VA Hospitals Pose Great Risk to Veterans
Iraq War veteran, Christopher Ellison, and his family were recently awarded $17.5 million in a medical malpractice case against the Department of Veterans Affairs.
In 2007, Ellison went to the dentist at a veterans medical center in Philadelphia to have some teeth extracted. During the procedure something went horribly wrong and Ellison subsequently suffered a stroke, leaving him incapacitated and requiring 24/7 care.

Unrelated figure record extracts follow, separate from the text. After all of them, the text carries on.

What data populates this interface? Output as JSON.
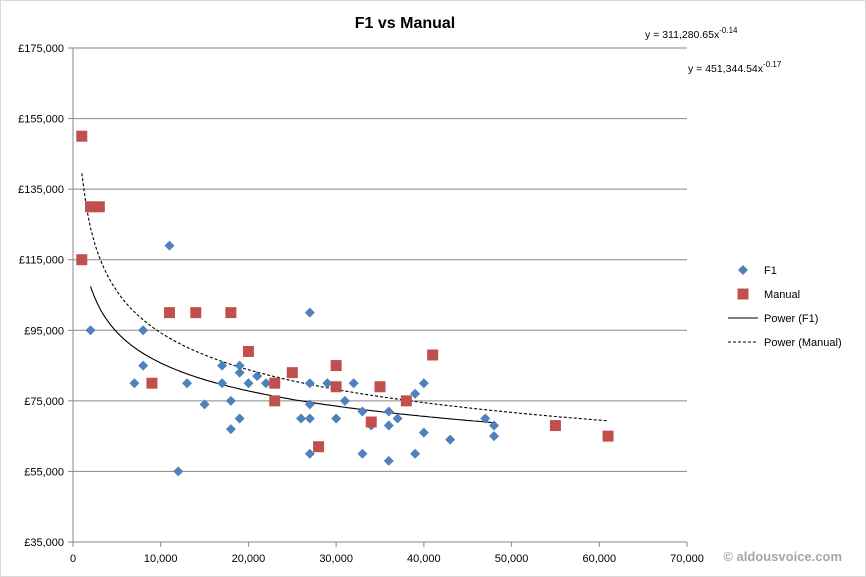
{
  "chart_data": {
    "type": "scatter",
    "title": "F1 vs Manual",
    "xlabel": "",
    "ylabel": "",
    "xlim": [
      0,
      70000
    ],
    "ylim": [
      35000,
      175000
    ],
    "x_ticks": [
      0,
      10000,
      20000,
      30000,
      40000,
      50000,
      60000,
      70000
    ],
    "x_tick_labels": [
      "0",
      "10,000",
      "20,000",
      "30,000",
      "40,000",
      "50,000",
      "60,000",
      "70,000"
    ],
    "y_ticks": [
      35000,
      55000,
      75000,
      95000,
      115000,
      135000,
      155000,
      175000
    ],
    "y_tick_labels": [
      "£35,000",
      "£55,000",
      "£75,000",
      "£95,000",
      "£115,000",
      "£135,000",
      "£155,000",
      "£175,000"
    ],
    "grid": "horizontal",
    "legend_position": "right",
    "series": [
      {
        "name": "F1",
        "marker": "diamond",
        "color": "#4F81BD",
        "points": [
          [
            2000,
            95000
          ],
          [
            7000,
            80000
          ],
          [
            8000,
            85000
          ],
          [
            8000,
            95000
          ],
          [
            11000,
            119000
          ],
          [
            12000,
            55000
          ],
          [
            13000,
            80000
          ],
          [
            15000,
            74000
          ],
          [
            17000,
            85000
          ],
          [
            17000,
            80000
          ],
          [
            18000,
            75000
          ],
          [
            18000,
            67000
          ],
          [
            19000,
            85000
          ],
          [
            19000,
            83000
          ],
          [
            19000,
            70000
          ],
          [
            20000,
            80000
          ],
          [
            21000,
            82000
          ],
          [
            22000,
            80000
          ],
          [
            26000,
            70000
          ],
          [
            27000,
            100000
          ],
          [
            27000,
            80000
          ],
          [
            27000,
            74000
          ],
          [
            27000,
            70000
          ],
          [
            27000,
            60000
          ],
          [
            29000,
            80000
          ],
          [
            30000,
            70000
          ],
          [
            31000,
            75000
          ],
          [
            32000,
            80000
          ],
          [
            33000,
            72000
          ],
          [
            33000,
            60000
          ],
          [
            34000,
            68000
          ],
          [
            36000,
            72000
          ],
          [
            36000,
            68000
          ],
          [
            36000,
            58000
          ],
          [
            37000,
            70000
          ],
          [
            39000,
            77000
          ],
          [
            39000,
            60000
          ],
          [
            40000,
            80000
          ],
          [
            40000,
            66000
          ],
          [
            43000,
            64000
          ],
          [
            47000,
            70000
          ],
          [
            48000,
            68000
          ],
          [
            48000,
            65000
          ]
        ]
      },
      {
        "name": "Manual",
        "marker": "square",
        "color": "#C0504D",
        "points": [
          [
            1000,
            150000
          ],
          [
            1000,
            115000
          ],
          [
            2000,
            130000
          ],
          [
            3000,
            130000
          ],
          [
            9000,
            80000
          ],
          [
            11000,
            100000
          ],
          [
            14000,
            100000
          ],
          [
            18000,
            100000
          ],
          [
            20000,
            89000
          ],
          [
            23000,
            80000
          ],
          [
            23000,
            75000
          ],
          [
            25000,
            83000
          ],
          [
            28000,
            62000
          ],
          [
            30000,
            85000
          ],
          [
            30000,
            79000
          ],
          [
            34000,
            69000
          ],
          [
            35000,
            79000
          ],
          [
            38000,
            75000
          ],
          [
            41000,
            88000
          ],
          [
            55000,
            68000
          ],
          [
            61000,
            65000
          ]
        ]
      }
    ],
    "trendlines": [
      {
        "name": "Power (F1)",
        "style": "solid",
        "a": 311280.65,
        "b": -0.14,
        "x_range": [
          2000,
          48000
        ],
        "equation_prefix": "y = 311,280.65x",
        "equation_exp": "-0.14"
      },
      {
        "name": "Power (Manual)",
        "style": "dashed",
        "a": 451344.54,
        "b": -0.17,
        "x_range": [
          1000,
          61000
        ],
        "equation_prefix": "y = 451,344.54x",
        "equation_exp": "-0.17"
      }
    ]
  },
  "watermark": "© aldousvoice.com"
}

The case Ellison and his family made against the DVA included missed diagnoses, delayed treatment and procedures performed on wrong body parts. Opposing counsel argued that Ellison had a stroke because of external factors and pre-existing health conditions, but the court eventually ruled in Ellison’s favor.
The size of this award is practically unheard of among VA hospital malpractice cases, even though VA hospitals have some of the highest rates of malpractice, patient injury and death in their facilities. However, just because this award was so large, does not mean taxpayers and veterans aren’t suffering because of the negligence at these facilities. Since 2001, over $700 million in taxpayer money has been awarded to veterans suffering from malpractice and negligence issues.
House representatives believe that the DVA should be held accountable for their actions; rather than being handed large bonus checks (recently, $150 million in healthcare bonuses were given to VA-providers), they should be made aware of the damage they are causing, and be held responsible for their negligence and mistakes.